Tuesday, April 19, 2016

"The Lady in the Van": Narcissism Overshadows a Star

Now Available on DVD and Blu-ray

I really do enjoy Dame Maggie Smith as an actress.  Since I first saw her as Professor MacGonagall in the Harry Potter films, I’ve immensely enjoyed her embittered old woman shtick, particularly during the six year run of Downton Abbey.  So I was understandably intrigued by The Lady in the Van, a film billed as a Maggie Smith vehicle, potentially her last as she seemingly edges toward retirement.  Unfortunately, I have to deliver the news that The Lady in the Van is not all that great a film to possibly end Dame Smith’s career on, perhaps because her talent isn’t allowed to star in it.

Ostensibly based on true events, the film follows Alan Bennett (Alex Jennings) and his relationship with an old homeless woman who drives around parking her van on his street.  Her name is Mary Shepherd (Dame Smith), and her general cantankerous nature and disheveled appearance does not ingratiate her with the local middle-upper class residents of the neighborhood.  When the police finally place a notice on her van to move, and she has nowhere else to go, Alan invites Mary to park her van in his driveway until she can get her affairs in order.  She continues to stay for the next fifteen years, mostly due to Alan’s ambivalence to her comings and goings.

Dame Smith is, as per usual, a fun presence on screen, exaggeratedly curmudgeon-y and incredibly heartfelt when the moment calls for it.  That’s why it’s a pity that the screenwriter, the autobiographical Alan Bennett, chooses to focus on himself rather than on his title character.  He’s an author by trade and he takes every opportunity to tell you so, using alliterative turns of phrase in forced voiceovers that only ever expound on his boring, uninteresting feelings.  He acts as a constant reminder of the film’s themes, drawing parallels between Mary and his own mother whom he must care for, and drawing distinctions between the fiction of the film and the reality of actual events.  It’s an artistic choice that is meant to come across as endearing but is instead tedious and redundant, hammering home concepts that could readily speak for themselves.

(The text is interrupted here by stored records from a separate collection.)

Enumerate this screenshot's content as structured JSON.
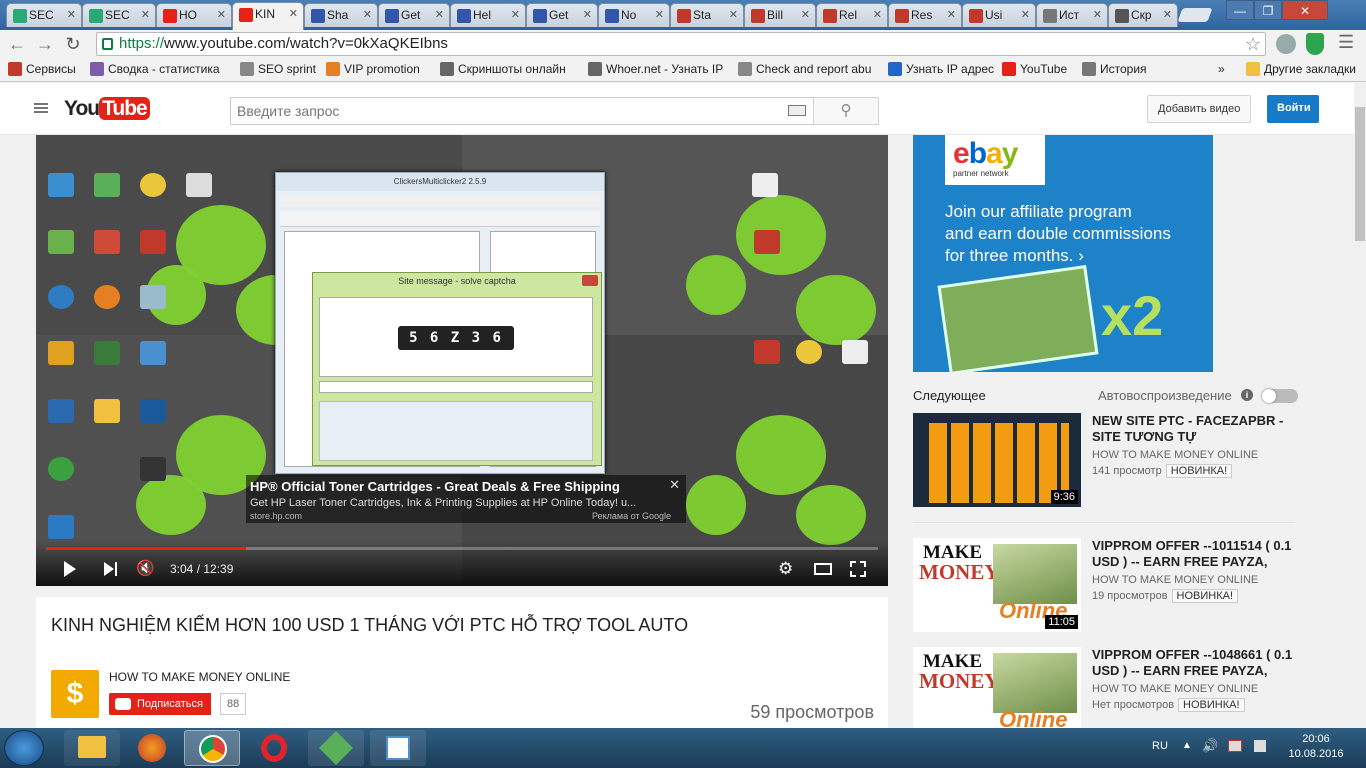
{
  "browser": {
    "tabs": [
      {
        "label": "SEC",
        "fav_color": "#2aa876"
      },
      {
        "label": "SEC",
        "fav_color": "#2aa876"
      },
      {
        "label": "HO",
        "fav_color": "#e62117"
      },
      {
        "label": "KIN",
        "fav_color": "#e62117",
        "active": true
      },
      {
        "label": "Sha",
        "fav_color": "#3355aa"
      },
      {
        "label": "Get",
        "fav_color": "#3355aa"
      },
      {
        "label": "Hel",
        "fav_color": "#3355aa"
      },
      {
        "label": "Get",
        "fav_color": "#3355aa"
      },
      {
        "label": "No",
        "fav_color": "#3355aa"
      },
      {
        "label": "Sta",
        "fav_color": "#c0392b"
      },
      {
        "label": "Bill",
        "fav_color": "#c0392b"
      },
      {
        "label": "Rel",
        "fav_color": "#c0392b"
      },
      {
        "label": "Res",
        "fav_color": "#c0392b"
      },
      {
        "label": "Usi",
        "fav_color": "#c0392b"
      },
      {
        "label": "Ист",
        "fav_color": "#777777"
      },
      {
        "label": "Скр",
        "fav_color": "#555555"
      }
    ],
    "url_prefix": "https://",
    "url_rest": "www.youtube.com/watch?v=0kXaQKEIbns",
    "bookmarks": [
      {
        "label": "Сервисы",
        "color": "#c0392b"
      },
      {
        "label": "Сводка - статистика",
        "color": "#7b5ea7"
      },
      {
        "label": "SEO sprint",
        "color": "#888888"
      },
      {
        "label": "VIP promotion",
        "color": "#e67e22"
      },
      {
        "label": "Скриншоты онлайн",
        "color": "#666666"
      },
      {
        "label": "Whoer.net - Узнать IP",
        "color": "#666666"
      },
      {
        "label": "Check and report abu",
        "color": "#888888"
      },
      {
        "label": "Узнать IP адрес",
        "color": "#2266cc"
      },
      {
        "label": "YouTube",
        "color": "#e62117"
      },
      {
        "label": "История",
        "color": "#777777"
      }
    ],
    "bookmarks_more": "»",
    "other_bookmarks": "Другие закладки"
  },
  "youtube": {
    "logo_you": "You",
    "logo_tube": "Tube",
    "search_placeholder": "Введите запрос",
    "upload_label": "Добавить видео",
    "signin_label": "Войти"
  },
  "video": {
    "app_title": "ClickersMulticlicker2 2.5.9",
    "captcha_title": "Site message - solve captcha",
    "captcha_text": "5 6 Z 3 6",
    "ad_title": "HP® Official Toner Cartridges - Great Deals & Free Shipping",
    "ad_text": "Get HP Laser Toner Cartridges, Ink & Printing Supplies at HP Online Today! u...",
    "ad_url": "store.hp.com",
    "ad_credit": "Реклама от Google",
    "time_current": "3:04",
    "time_total": "12:39",
    "progress": 0.24
  },
  "info": {
    "title": "KINH NGHIỆM KIẾM HƠN 100 USD 1 THÁNG VỚI PTC HỖ TRỢ TOOL AUTO",
    "channel": "HOW TO MAKE MONEY ONLINE",
    "subscribe": "Подписаться",
    "subscribers": "88",
    "views": "59 просмотров"
  },
  "sidebar": {
    "ad_brand": "ebay",
    "ad_network": "partner network",
    "ad_line1": "Join our affiliate program",
    "ad_line2": "and earn double commissions",
    "ad_line3": "for three months.",
    "ad_multiplier": "x2",
    "next_label": "Следующее",
    "autoplay_label": "Автовоспроизведение",
    "recs": [
      {
        "title": "NEW SITE PTC - FACEZAPBR - SITE TƯƠNG TỰ",
        "channel": "HOW TO MAKE MONEY ONLINE",
        "views": "141 просмотр",
        "badge": "НОВИНКА!",
        "duration": "9:36"
      },
      {
        "title": "VIPPROM OFFER --1011514 ( 0.1 USD ) -- EARN FREE PAYZA,",
        "channel": "HOW TO MAKE MONEY ONLINE",
        "views": "19 просмотров",
        "badge": "НОВИНКА!",
        "duration": "11:05"
      },
      {
        "title": "VIPPROM OFFER --1048661 ( 0.1 USD ) -- EARN FREE PAYZA,",
        "channel": "HOW TO MAKE MONEY ONLINE",
        "views": "Нет просмотров",
        "badge": "НОВИНКА!",
        "duration": ""
      }
    ],
    "thumb_text_make": "MAKE",
    "thumb_text_money": "MONEY",
    "thumb_text_online": "Online"
  },
  "taskbar": {
    "lang": "RU",
    "time": "20:06",
    "date": "10.08.2016"
  }
}
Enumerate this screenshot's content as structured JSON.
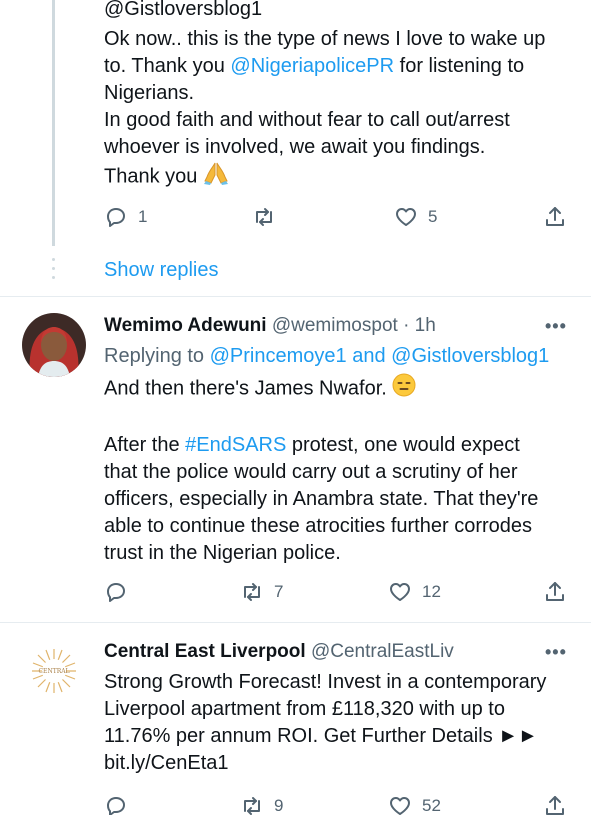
{
  "tweet1": {
    "partial_handle": "@Gistloversblog1",
    "line1": "Ok now.. this is the type of news I love to wake up",
    "line2_pre": "to. Thank you ",
    "line2_mention": "@NigeriapolicePR",
    "line2_post": " for listening to",
    "line3": "Nigerians.",
    "line4": "In good faith and without fear to call out/arrest",
    "line5": "whoever is involved, we await you findings.",
    "line6": "Thank you",
    "replies": "1",
    "retweets": "",
    "likes": "5",
    "show_replies": "Show replies"
  },
  "tweet2": {
    "name": "Wemimo Adewuni",
    "handle": "@wemimospot",
    "time": "· 1h",
    "replying_prefix": "Replying to ",
    "replying_to_1": "@Princemoye1",
    "replying_and": " and ",
    "replying_to_2": "@Gistloversblog1",
    "line1": "And then there's James Nwafor.",
    "p2_line1_pre": "After the ",
    "p2_hashtag": "#EndSARS",
    "p2_line1_post": " protest, one would expect",
    "p2_line2": "that the police would carry out a scrutiny of her",
    "p2_line3": "officers, especially in Anambra state. That they're",
    "p2_line4": "able to continue these atrocities further corrodes",
    "p2_line5": "trust in the Nigerian police.",
    "replies": "",
    "retweets": "7",
    "likes": "12"
  },
  "tweet3": {
    "name": "Central East Liverpool",
    "handle": "@CentralEastLiv",
    "avatar_text": "CENTRAL",
    "line1": "Strong Growth Forecast! Invest in a contemporary",
    "line2": "Liverpool apartment from £118,320 with up to",
    "line3": "11.76% per annum ROI. Get Further Details ►►",
    "link": "bit.ly/CenEta1",
    "replies": "",
    "retweets": "9",
    "likes": "52"
  },
  "more_menu": "•••",
  "colors": {
    "link": "#1d9bf0",
    "muted": "#536471",
    "text": "#0f1419",
    "divider": "#e6ecf0"
  }
}
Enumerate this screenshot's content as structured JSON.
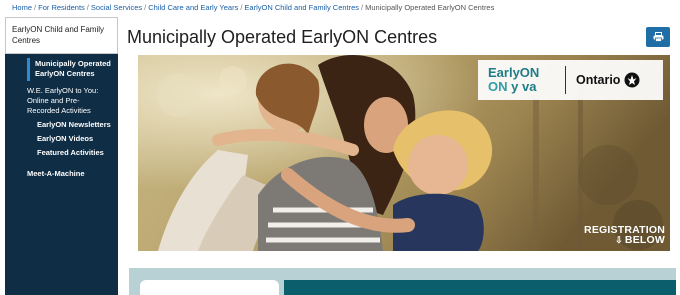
{
  "breadcrumb": {
    "items": [
      "Home",
      "For Residents",
      "Social Services",
      "Child Care and Early Years",
      "EarlyON Child and Family Centres"
    ],
    "current": "Municipally Operated EarlyON Centres",
    "separator": "/"
  },
  "sidebar": {
    "section_title": "EarlyON Child and Family Centres",
    "items": [
      {
        "label": "Municipally Operated EarlyON Centres",
        "active": true
      },
      {
        "label": "W.E. EarlyON to You: Online and Pre-Recorded Activities"
      },
      {
        "label": "EarlyON Newsletters"
      },
      {
        "label": "EarlyON Videos"
      },
      {
        "label": "Featured Activities"
      },
      {
        "label": "Meet-A-Machine"
      }
    ]
  },
  "page": {
    "title": "Municipally Operated EarlyON Centres",
    "print_icon": "print-icon"
  },
  "hero": {
    "logo_line1": "EarlyON",
    "logo_line2_a": "ON",
    "logo_line2_b": "y va",
    "ontario_label": "Ontario",
    "registration_line1": "REGISTRATION",
    "registration_line2": "BELOW",
    "arrow": "⇩"
  },
  "colors": {
    "sidebar_bg": "#0f2d45",
    "accent_blue": "#1f6fa6",
    "link_blue": "#1a5fa8",
    "teal": "#0b5e6b",
    "panel_bg": "#b7d1d4"
  }
}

But perhaps most baffling is the insistence on Alan being portrayed as two characters by the same actor: “the one who lives” and “the one who writes.”  The two are both portrayed by Alex Jennings, who isn’t necessarily a bad actor, but the character’s lack of charisma does not make his masturbatory conversations at all entertaining to observe.  No other character ever sees Writer Alan, so these exchanges between the divergent aspects of Alan’s personality only serve as a pretentious way to portray his authorial inner monologue and highlight his character growth, though his character isn’t the interesting one.  Revelations about Mary’s past are practically an afterthought, a minor mystery that should have been an investigative focus of an actually interesting person’s life.


The result is a film that feels like a poor imitation of the works of Charlie Kaufman: a high concept gimmick that doesn’t have any high concepts to support it.  Alan Bennett’s telling of Mary Shepherd’s life is ultimately narcissistic to the point where it likely doesn’t do justice to the real woman, and it certainly does not do justice to Dame Maggie Smith’s performance.  I don’t blame Dame Smith for the film’s shortcomings, but I do hope that this is not the last role we see her in, for that would be the greatest tragedy of all.